The Utopian Apocalypse: Silicon Valley Freaks Out over Automation
With Labor Day just around the corner, now is a good time to discuss (and, more than that, to take up the cudgels against) a bad idea popularized by leading figures in Silicon Valley.
It’s a two-part idea – beginning with the proposition that the robots are coming and they are about to change all of our lives – mostly for the better. Think of having a machine that can respond to the command, “Hey, Robot, build me a house.” The upside will be greater ease and prosperity; the only downside will be massive unemployment. Says Tesla CEO Elon Musk, “There will be fewer and fewer jobs that robots can’t do better.”
The 19th-century Luddites had the same fear of automation. During the Industrial Revolution, with mechanization replacing manual labor on an unprecedented scale, their proposed solution was to smash the new machines that were taking jobs away from some people (even as they were creating new jobs for many more people).
The 21st-century Luddites – Musk, Facebook founder Mark Zuckerberg, and other big names in Silicon Valley – have a different solution. Rather than smash their own machines, they are promoting a “universal basic income” (UBI, for short) to take care of people unable to find work because of the job-destroying robots.
A UBI of, say, a couple thousand dollars a month for unemployed yet able-bodied adults would create a whole new “safe space” – freeing millions of people from the nasty necessity of having to go out and find work in order to enjoy life unencumbered by financial difficulty.

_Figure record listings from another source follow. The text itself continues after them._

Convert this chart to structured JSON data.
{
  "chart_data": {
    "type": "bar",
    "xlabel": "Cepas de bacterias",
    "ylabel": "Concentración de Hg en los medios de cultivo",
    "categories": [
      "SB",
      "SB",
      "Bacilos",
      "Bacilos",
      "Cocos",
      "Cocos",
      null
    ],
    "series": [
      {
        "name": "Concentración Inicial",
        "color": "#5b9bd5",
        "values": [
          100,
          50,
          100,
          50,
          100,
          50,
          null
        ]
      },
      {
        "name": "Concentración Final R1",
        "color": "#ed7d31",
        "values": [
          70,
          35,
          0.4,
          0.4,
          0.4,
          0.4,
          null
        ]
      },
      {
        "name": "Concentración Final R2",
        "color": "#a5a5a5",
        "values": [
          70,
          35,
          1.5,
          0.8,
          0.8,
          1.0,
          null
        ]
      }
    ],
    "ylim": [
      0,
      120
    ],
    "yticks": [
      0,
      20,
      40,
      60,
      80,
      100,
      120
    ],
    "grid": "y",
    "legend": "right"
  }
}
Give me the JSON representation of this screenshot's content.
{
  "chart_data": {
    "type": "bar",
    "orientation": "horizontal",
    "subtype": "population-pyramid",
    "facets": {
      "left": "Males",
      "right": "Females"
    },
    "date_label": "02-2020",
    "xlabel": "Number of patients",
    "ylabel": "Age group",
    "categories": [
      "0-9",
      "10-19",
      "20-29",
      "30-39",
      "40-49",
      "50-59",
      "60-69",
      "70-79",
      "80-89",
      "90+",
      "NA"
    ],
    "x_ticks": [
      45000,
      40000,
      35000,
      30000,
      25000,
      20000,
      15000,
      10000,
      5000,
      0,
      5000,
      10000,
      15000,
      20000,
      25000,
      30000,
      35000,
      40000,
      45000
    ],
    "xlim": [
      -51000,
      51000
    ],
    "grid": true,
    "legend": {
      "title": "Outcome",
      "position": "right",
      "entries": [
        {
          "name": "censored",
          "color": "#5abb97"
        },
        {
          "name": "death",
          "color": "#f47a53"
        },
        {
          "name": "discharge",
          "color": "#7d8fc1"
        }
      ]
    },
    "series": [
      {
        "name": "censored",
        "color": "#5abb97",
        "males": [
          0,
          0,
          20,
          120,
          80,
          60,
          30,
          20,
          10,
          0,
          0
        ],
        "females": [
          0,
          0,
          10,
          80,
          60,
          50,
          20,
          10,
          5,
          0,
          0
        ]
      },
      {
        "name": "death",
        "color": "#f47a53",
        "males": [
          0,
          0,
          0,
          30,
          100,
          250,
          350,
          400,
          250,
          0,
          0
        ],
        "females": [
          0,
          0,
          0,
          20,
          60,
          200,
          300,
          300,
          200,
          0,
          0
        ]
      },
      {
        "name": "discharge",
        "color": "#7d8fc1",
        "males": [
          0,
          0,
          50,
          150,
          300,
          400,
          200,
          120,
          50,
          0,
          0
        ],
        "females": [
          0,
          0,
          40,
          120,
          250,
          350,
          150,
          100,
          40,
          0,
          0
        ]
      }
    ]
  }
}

“We should have a society that measures progress not just by economic metrics like GDP, but how many of us have a role that we find meaningful,” said Zuckerberg in a recent speech at Harvard. “We should explore ideas like universal basic income to give everyone a cushion to try new things.”
Musk argues that unemployment and economic output will both rise as a result of greater automation, leaving society with “no choice but to distribute a portion of the money to everyone equally.”
Let’s try to talk a little sense here. Who is to pay the vast sum of money needed to create a new leisure class of non-workers if not the people who continue to work? And in the long history of automation, has there ever been a time when a rapid expansion in unemployment (as happened in the Great Depression) was accompanied by a still more rapid expansion in GDP. The answer is never.
More importantly, automation creates more employment than it destroys. During the Industrial Revolution, for instance, automation made weavers who worked on ancient looms obsolete. But the number of people working in textiles exploded. That is because capital investment in labor-saving devices raised productivity, lowered prices, improved quality, and left more money in people’s pockets to spend on things besides the bare necessities.
The Silicon Valley superstars promoting a UBI display an incomplete understanding of how free-market capitalism works. It depends upon human motivation no less than technological innovation. Under free-market capitalism, people compete with one another to satisfy the needs of others. Rather than living off the sweat from the brows of other people, they have the satisfaction that comes from earning their own way and living useful, purposeful lives.
On this Labor Day, let us celebrate the enduring value of work. There may be other motivations for a basic income, but a fear of robots destroying all the jobs absolutely shouldn’t be one of them.